予断ですが、市民活動総合情報誌「月間ボランティア」のWeb版に、「(市民)運動とは、事務(作業を武器として行うものである)」という市川さんの言葉が掲載されていました。僕とかがカバチタレとか読んで「事務手続きって強力な武器だなあ」とかぼんやりと思っていたことを、市川房枝は徹底的に、意識して実践していたんですね。
市川房枝は既に故人ですが、現在は市川房枝記念館が彼女の遺志を受け継ぎ、積極的に女性問題に関するNGO活動を行っているようです。
「ボーリング・フォー・コロンバイン」のマイケル・ムーアや、レイジ・アゲインスト・ザ・マシーンをはじめ、多くの社会派な人たちに影響を与え続けているノーム・チョムスキーは、かつて「日本に最も足りないもの」として、市民活動をあげていましたが、日本にもかつては、このようなカリスマ的なプロの市民活動家がいたのです。

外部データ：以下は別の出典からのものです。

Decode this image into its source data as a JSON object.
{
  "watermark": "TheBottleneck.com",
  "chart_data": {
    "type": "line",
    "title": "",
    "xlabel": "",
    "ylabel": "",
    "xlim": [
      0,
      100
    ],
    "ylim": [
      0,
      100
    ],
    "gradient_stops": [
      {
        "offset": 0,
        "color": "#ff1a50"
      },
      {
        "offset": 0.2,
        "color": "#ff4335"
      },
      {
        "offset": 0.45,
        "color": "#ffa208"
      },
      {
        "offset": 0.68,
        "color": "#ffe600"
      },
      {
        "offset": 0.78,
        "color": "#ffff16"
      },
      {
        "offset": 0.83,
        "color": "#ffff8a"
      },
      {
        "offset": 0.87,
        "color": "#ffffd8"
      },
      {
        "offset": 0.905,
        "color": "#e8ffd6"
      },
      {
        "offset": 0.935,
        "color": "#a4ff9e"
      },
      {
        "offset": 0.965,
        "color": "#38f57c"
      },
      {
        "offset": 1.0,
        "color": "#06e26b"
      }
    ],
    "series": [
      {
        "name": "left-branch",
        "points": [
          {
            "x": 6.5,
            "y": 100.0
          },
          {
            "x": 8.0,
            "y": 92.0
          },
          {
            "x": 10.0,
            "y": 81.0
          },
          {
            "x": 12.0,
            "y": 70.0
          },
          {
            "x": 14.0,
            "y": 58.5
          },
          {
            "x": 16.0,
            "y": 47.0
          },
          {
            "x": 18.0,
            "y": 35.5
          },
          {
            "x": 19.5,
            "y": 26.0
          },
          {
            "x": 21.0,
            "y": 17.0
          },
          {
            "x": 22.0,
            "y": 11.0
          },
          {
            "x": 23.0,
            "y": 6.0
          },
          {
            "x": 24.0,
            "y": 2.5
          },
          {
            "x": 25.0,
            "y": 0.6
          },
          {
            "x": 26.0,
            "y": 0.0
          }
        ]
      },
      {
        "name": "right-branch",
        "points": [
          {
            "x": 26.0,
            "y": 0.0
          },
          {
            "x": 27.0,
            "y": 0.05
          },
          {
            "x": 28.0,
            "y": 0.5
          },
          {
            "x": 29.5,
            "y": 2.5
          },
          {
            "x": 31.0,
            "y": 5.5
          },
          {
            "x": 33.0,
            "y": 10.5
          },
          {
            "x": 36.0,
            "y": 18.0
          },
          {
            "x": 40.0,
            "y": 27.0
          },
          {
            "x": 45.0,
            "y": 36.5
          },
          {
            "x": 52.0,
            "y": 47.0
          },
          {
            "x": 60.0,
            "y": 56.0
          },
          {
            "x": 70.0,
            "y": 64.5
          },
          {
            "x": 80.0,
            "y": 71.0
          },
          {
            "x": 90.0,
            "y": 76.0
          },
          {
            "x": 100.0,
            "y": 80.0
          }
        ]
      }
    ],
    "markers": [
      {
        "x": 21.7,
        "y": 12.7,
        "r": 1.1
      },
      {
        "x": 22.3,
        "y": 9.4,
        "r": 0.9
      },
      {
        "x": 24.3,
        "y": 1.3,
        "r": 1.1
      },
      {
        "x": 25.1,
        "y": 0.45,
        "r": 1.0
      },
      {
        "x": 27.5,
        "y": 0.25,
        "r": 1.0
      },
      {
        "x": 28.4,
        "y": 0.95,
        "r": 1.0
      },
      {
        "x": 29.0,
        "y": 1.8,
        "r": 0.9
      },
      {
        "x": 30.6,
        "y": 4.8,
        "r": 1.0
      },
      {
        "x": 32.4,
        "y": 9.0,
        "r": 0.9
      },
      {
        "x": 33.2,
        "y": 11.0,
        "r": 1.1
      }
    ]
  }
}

ただ、今彼女に匹敵するカリスマをあげるのは難しいですが……
で、管直人。彼は1974年に市川房枝の選挙を手伝い、彼女の薫陶を受け、政治活動に入っていったそうです。
管直人が市川房枝の選挙活動を手伝ったときの写真。激若っ!
確か、彼女の秘書もしていたのかな? 自民党の過半数を超える2世・3世議員とは気合が違います。
僕が彼を意識するようになったのは、彼が厚生大臣だったころの「薬害エイズ問題」でした。当時は強固な一枚岩に見えていたお役所の体質を逆に利用して、見事に厚生省の闇を暴きだしたのが、印象に残っています。その後省庁改革が実現されはじめたのは、あのとき管直人が最初の扉をこじ開けたおかげではないか、と僕は思っています。
そんな管直人も、今や最大野党の党首です。実践的な市民活動家として働いてきた市川房枝の弟子が、その後も野党を中心に政治活動を続け、少数の市民活動では実現し得なかったことを目指し、自民党に迫る勢いになりつつある……一貫した一本のストーリーに見えるのは、僕だけでしょうか?
今回は、僕は民主党に一票入れようと思います。みなさんはどこに投票しますか?